From the forms of (A6) and (A12) we can easily deduce the general form of the
result of integrating over H(i).

(A13) indicates the general form of the equations for G(i) and q(i).  These
equations have more terms than (A7) because in deriving (A7) there were no
previous integration results to incorporate.  However, if we define G0 = I
and q0 = 0, then (A7) may also be written in the same form as (A13).

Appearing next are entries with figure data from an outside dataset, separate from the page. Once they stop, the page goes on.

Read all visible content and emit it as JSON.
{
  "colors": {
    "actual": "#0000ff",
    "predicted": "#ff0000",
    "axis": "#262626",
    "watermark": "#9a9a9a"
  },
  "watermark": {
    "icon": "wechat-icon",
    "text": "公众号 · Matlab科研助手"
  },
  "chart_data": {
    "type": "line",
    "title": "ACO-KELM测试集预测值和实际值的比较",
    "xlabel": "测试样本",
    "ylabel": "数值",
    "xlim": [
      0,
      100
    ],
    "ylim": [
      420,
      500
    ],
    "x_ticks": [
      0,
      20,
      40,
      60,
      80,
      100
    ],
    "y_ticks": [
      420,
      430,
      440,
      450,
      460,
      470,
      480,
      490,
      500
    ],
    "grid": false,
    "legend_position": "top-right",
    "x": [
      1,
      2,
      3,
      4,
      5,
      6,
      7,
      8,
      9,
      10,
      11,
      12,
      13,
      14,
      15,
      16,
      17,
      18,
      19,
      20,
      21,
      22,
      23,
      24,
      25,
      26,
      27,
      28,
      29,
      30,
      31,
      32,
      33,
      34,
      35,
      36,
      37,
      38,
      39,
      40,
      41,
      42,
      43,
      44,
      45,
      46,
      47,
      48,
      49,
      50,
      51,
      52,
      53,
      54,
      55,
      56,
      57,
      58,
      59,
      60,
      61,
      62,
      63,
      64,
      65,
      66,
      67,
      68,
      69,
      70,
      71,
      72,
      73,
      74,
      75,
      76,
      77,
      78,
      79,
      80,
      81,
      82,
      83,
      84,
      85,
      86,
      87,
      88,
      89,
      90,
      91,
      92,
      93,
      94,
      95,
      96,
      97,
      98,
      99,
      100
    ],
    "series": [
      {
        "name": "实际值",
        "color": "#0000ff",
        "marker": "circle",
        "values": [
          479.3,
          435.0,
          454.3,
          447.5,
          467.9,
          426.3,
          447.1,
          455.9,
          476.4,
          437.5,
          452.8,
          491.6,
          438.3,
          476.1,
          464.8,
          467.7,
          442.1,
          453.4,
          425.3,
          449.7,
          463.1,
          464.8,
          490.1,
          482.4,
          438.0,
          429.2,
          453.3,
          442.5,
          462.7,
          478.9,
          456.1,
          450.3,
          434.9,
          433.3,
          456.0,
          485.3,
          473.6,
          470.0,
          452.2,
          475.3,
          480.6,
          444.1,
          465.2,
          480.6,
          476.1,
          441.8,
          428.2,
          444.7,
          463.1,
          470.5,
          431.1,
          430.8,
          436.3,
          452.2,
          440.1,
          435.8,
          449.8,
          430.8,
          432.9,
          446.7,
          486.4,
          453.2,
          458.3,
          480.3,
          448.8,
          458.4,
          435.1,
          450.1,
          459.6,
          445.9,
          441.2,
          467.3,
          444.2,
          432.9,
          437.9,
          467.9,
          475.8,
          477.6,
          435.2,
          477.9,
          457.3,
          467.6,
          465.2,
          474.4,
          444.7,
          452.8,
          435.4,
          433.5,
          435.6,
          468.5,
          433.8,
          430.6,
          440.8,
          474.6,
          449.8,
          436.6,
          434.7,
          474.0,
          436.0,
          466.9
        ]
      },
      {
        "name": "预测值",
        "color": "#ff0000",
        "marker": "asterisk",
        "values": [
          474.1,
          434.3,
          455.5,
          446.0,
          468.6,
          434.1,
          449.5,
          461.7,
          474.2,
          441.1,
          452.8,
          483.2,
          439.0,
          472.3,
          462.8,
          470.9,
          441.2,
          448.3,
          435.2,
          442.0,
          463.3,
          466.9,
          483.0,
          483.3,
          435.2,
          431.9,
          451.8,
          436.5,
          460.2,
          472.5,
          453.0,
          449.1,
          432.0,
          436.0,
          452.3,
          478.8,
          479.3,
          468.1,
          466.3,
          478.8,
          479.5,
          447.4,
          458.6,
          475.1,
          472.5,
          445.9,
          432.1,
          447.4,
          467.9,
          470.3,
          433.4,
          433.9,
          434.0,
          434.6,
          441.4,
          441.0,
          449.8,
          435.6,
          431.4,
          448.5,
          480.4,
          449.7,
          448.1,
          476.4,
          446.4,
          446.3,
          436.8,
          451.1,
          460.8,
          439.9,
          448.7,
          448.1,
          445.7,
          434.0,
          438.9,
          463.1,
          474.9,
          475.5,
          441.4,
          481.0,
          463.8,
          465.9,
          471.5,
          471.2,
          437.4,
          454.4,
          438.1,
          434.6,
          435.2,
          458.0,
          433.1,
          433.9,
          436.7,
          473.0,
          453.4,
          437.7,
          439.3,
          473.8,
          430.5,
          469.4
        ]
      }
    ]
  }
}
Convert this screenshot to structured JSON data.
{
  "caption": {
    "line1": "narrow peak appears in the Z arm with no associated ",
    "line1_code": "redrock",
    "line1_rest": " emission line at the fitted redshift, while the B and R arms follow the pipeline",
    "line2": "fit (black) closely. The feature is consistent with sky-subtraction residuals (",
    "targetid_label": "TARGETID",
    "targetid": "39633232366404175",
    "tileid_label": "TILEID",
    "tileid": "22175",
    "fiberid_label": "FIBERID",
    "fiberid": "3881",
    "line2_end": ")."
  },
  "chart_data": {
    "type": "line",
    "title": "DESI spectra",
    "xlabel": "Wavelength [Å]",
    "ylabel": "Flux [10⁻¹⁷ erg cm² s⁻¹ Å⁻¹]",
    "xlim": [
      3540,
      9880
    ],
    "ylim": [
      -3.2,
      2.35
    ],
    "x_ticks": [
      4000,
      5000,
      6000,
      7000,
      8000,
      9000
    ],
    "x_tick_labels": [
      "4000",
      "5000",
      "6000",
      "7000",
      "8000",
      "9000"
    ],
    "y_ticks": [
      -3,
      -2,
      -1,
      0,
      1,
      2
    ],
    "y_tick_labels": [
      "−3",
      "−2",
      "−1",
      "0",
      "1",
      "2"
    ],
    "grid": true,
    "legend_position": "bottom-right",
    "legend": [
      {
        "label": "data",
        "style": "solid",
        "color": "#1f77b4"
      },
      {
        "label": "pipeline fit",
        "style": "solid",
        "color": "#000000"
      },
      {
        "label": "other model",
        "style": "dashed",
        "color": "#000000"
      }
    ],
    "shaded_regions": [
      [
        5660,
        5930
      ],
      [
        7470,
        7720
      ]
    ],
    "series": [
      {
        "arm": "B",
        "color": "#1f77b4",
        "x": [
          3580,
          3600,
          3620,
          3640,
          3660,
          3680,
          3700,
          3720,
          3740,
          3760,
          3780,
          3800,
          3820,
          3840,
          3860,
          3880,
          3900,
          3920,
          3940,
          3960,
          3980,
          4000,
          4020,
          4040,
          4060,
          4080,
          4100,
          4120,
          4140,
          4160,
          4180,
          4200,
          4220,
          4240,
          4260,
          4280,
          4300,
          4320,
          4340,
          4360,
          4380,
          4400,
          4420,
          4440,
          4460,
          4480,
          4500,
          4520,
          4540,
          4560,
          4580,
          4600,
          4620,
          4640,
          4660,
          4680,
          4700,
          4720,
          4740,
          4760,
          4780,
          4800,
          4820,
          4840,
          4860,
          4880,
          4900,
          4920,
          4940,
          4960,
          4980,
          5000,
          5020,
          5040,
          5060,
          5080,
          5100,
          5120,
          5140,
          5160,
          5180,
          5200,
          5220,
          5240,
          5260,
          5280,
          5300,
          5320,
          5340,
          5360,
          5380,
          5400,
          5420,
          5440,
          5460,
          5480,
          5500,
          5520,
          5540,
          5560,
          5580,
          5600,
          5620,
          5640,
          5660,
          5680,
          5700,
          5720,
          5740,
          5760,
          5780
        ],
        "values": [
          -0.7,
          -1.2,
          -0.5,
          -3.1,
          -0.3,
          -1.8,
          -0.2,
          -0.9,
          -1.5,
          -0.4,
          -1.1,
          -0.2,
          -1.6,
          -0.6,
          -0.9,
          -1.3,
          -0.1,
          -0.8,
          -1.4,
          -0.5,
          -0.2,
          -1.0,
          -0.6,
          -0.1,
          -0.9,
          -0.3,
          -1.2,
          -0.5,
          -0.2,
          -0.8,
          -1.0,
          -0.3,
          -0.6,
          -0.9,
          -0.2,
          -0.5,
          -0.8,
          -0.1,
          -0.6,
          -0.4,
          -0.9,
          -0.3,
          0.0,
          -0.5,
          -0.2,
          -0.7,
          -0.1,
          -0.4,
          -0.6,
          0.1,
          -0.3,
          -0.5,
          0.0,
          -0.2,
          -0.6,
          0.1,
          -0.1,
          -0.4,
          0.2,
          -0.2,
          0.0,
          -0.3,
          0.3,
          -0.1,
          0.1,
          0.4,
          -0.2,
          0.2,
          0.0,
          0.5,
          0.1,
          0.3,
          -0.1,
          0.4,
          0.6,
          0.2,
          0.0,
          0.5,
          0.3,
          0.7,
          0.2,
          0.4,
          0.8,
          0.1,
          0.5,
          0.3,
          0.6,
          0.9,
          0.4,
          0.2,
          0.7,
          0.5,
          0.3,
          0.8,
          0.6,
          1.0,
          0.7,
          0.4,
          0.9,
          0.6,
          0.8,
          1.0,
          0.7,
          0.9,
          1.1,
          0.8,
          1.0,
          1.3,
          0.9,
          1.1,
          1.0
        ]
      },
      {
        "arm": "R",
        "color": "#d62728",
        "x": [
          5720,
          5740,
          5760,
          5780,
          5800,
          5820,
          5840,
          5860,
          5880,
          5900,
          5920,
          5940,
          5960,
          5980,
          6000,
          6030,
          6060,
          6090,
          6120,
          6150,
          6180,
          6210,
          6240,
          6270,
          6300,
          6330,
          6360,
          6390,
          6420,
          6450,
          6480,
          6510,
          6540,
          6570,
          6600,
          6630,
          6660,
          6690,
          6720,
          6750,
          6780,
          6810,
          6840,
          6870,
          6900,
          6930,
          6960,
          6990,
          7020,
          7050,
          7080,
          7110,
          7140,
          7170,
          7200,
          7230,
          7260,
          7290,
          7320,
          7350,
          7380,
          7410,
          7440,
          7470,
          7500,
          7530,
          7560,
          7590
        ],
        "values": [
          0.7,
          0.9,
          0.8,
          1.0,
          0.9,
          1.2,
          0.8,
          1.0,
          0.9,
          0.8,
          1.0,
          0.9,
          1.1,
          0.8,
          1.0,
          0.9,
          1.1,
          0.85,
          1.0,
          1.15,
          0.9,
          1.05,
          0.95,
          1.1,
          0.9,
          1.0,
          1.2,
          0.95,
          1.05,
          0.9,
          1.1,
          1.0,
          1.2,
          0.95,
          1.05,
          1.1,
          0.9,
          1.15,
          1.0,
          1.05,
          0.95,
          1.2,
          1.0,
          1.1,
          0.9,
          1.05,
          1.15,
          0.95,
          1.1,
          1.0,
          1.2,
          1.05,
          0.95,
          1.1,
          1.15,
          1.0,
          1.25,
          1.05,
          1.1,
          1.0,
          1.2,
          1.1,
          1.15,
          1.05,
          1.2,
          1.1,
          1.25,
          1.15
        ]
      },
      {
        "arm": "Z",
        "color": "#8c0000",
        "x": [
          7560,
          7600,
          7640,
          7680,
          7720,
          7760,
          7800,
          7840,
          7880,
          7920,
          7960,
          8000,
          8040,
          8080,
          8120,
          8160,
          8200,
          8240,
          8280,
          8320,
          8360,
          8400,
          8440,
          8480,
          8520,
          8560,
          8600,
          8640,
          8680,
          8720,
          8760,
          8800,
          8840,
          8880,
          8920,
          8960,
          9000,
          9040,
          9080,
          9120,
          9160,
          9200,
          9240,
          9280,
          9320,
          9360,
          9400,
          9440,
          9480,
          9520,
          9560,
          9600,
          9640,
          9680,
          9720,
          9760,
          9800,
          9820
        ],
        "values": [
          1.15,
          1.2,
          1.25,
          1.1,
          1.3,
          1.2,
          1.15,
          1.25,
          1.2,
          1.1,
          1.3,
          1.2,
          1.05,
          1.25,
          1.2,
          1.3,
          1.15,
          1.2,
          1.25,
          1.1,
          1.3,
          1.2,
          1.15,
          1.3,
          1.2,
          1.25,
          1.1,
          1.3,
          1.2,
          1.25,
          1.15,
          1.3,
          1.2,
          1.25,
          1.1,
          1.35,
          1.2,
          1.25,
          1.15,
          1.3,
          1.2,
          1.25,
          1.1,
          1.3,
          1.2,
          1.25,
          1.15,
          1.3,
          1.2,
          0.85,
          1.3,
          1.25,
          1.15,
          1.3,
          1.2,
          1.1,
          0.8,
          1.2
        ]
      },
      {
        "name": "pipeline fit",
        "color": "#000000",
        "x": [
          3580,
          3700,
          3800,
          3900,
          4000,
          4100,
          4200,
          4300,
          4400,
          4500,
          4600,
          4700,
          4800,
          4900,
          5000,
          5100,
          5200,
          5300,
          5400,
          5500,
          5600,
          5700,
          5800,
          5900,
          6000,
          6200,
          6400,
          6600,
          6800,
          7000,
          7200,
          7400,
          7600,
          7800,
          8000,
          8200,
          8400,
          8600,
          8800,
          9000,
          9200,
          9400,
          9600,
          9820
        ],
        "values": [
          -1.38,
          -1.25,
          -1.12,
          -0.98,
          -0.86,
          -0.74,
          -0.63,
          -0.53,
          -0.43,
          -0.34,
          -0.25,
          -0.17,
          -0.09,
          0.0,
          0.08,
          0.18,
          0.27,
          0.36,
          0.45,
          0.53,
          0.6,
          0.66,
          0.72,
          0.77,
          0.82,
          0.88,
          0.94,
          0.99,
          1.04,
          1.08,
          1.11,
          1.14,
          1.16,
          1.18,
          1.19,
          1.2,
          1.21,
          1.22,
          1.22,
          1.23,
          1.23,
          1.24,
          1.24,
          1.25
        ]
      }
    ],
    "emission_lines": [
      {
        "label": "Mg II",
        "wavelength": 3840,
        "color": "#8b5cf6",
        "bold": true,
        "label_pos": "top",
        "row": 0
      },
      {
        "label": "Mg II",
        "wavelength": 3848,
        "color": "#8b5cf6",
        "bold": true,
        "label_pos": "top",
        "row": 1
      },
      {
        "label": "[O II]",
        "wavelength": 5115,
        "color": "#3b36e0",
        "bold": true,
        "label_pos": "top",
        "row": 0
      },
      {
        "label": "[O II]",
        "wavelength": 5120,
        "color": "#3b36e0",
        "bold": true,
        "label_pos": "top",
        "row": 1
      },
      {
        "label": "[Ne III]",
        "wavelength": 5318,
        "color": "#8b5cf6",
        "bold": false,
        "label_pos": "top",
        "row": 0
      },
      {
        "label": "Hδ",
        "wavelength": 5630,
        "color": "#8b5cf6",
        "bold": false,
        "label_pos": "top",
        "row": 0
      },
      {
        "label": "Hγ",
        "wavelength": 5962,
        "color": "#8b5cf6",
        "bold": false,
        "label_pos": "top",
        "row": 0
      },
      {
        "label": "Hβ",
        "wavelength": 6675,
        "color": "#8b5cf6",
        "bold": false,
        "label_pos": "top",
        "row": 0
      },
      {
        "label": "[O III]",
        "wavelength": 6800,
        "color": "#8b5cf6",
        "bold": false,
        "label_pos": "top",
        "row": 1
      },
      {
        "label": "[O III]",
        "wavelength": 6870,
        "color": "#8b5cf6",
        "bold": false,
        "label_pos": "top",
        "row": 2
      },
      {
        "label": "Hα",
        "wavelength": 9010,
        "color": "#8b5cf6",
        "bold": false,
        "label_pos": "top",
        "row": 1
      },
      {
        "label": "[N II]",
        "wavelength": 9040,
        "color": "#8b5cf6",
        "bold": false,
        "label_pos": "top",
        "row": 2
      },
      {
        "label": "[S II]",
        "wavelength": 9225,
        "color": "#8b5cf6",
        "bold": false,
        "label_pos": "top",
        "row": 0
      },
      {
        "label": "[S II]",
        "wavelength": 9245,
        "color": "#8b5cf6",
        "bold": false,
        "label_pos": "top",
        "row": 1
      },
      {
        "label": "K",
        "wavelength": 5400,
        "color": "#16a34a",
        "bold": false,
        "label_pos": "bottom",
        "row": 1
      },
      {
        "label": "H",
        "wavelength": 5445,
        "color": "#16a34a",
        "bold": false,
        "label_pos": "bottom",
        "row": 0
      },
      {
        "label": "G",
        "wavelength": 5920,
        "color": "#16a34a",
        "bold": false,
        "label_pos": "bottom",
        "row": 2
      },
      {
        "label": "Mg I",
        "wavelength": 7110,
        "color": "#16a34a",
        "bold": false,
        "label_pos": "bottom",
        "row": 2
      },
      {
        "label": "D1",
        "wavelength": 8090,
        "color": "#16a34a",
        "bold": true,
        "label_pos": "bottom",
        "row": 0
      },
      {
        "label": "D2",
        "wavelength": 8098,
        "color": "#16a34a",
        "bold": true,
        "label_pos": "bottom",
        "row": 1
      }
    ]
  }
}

The preceding examples used (A3) to integrate (20) over H1 and H2, and show
the recursive forms of the update equations which appear at the end of (22).
If we start at the "other end" of (A3), and integrate over H(N) first, we
obtain similar recursive equations which appear in (21).

Finally, to produce f(H(k)|r,B) after integrating over H(i), i=1..N, i!=k,
we have:

(A14)  f(H(k)|r,B) = Kk exp(-Ek/2)

(A15)  Ek = (1-a^2)H(k)'H(k) + (r(k) - B(k)'H(k))^2/s

	      + a^2 H(k)'H(k) - a^2 H(k)'G(k+1)H(k) - 2 a H(k)'G(k+1)q(k+1)

	      + a^2 H(k)'H(k) - a^2 H(k)'G(k-1)H(k) - 2 a H(k)'G(k-1)q(k-1)

where the second and third lines of (A15) show the cumulative contributions
of the integrals over H(i) for i>k and i<k.

Combining terms and ignoring constants (A15) can be written as:

(A16)  Ek = (H(k)-g(k))'G(k)(H(k)-g(k))

indicating that f(H(k)|r,B) has a Gaussian distribution with:

(A17)  G(k) = inv((1-a^2)I + B(k)B(k)'/s + a^2 (2I - G(k-1) - G(k+1)))

       q(k) = r(k)B(k)/s + a (G(k-1)q(k-1) + G(k+1)q(k+1))

       g(k) = G(k)q(k)

The results of (A17) are the equations that appear at the beginning of (22).